Not to mention the inevitable lawsuits that would happen when the patient died of their disease while "vacationing" and the family blamed the facility for "hastening" their death...we see posts here ***all the time!!***, people saying "hospice killed my loved one...". The legal expenses alone would ruin you.
I think you're very kind-hearted to try and find a way to ease the anguish of patients/family/caregivers going through the hospice journey, but this idea is not practical on so many levels.
That’s a lot of stress to pack and travel on top of dealing with end of life . Most on hospice are too sick to travel anyway .
I think the time to fulfill bucket list wishes is well before hospice comes on board as most patients are way too ill or fragile to be spending time on a beach! I commend you for the thought, though.
the bigger issue is the need for subsidized assisted living , memory care , so LO’s are safe and cared for without their adult children having to quit work to take care of the elderly . Many states only pay for SNF through Medicaid .
A subsidized vacation with 24/7 one to one nursing care seems pretty far fetched .

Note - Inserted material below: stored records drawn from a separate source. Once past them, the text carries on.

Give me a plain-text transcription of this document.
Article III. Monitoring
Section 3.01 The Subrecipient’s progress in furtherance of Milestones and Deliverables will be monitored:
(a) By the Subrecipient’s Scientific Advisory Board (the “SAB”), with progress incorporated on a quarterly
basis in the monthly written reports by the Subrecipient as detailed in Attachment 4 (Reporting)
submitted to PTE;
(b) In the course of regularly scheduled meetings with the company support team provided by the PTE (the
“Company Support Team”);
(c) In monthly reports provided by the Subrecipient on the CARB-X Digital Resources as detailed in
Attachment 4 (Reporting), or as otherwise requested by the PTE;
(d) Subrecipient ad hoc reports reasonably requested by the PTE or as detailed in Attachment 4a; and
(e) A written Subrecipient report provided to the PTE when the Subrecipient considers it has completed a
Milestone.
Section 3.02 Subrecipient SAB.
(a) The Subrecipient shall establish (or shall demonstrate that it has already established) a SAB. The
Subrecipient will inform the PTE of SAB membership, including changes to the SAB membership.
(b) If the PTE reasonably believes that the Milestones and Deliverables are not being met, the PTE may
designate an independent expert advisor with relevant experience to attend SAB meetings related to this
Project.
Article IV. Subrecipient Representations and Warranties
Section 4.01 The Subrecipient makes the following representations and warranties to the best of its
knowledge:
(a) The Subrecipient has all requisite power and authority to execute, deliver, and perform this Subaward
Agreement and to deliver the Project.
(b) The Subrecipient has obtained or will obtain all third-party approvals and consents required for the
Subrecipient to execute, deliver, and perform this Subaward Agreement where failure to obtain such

Also I think in order for a caregiver to get respite , they have to actually be totally removed from the caregiving . Even watching the staff tend to a LO is not a vacation .
I went as far away as Hawaii from the East Coast once during caregiving . After a few days I finally relaxed.
Better to give the vacation to the caregiver, and get respite care in for the patient in their home, or in a hospice facility.
Sounds ideal but, completely unrealistic for hospice patients.
What is really needed, affordable respite for family caregivers, before the end is near for their loved one so they DO NOT become a statistic.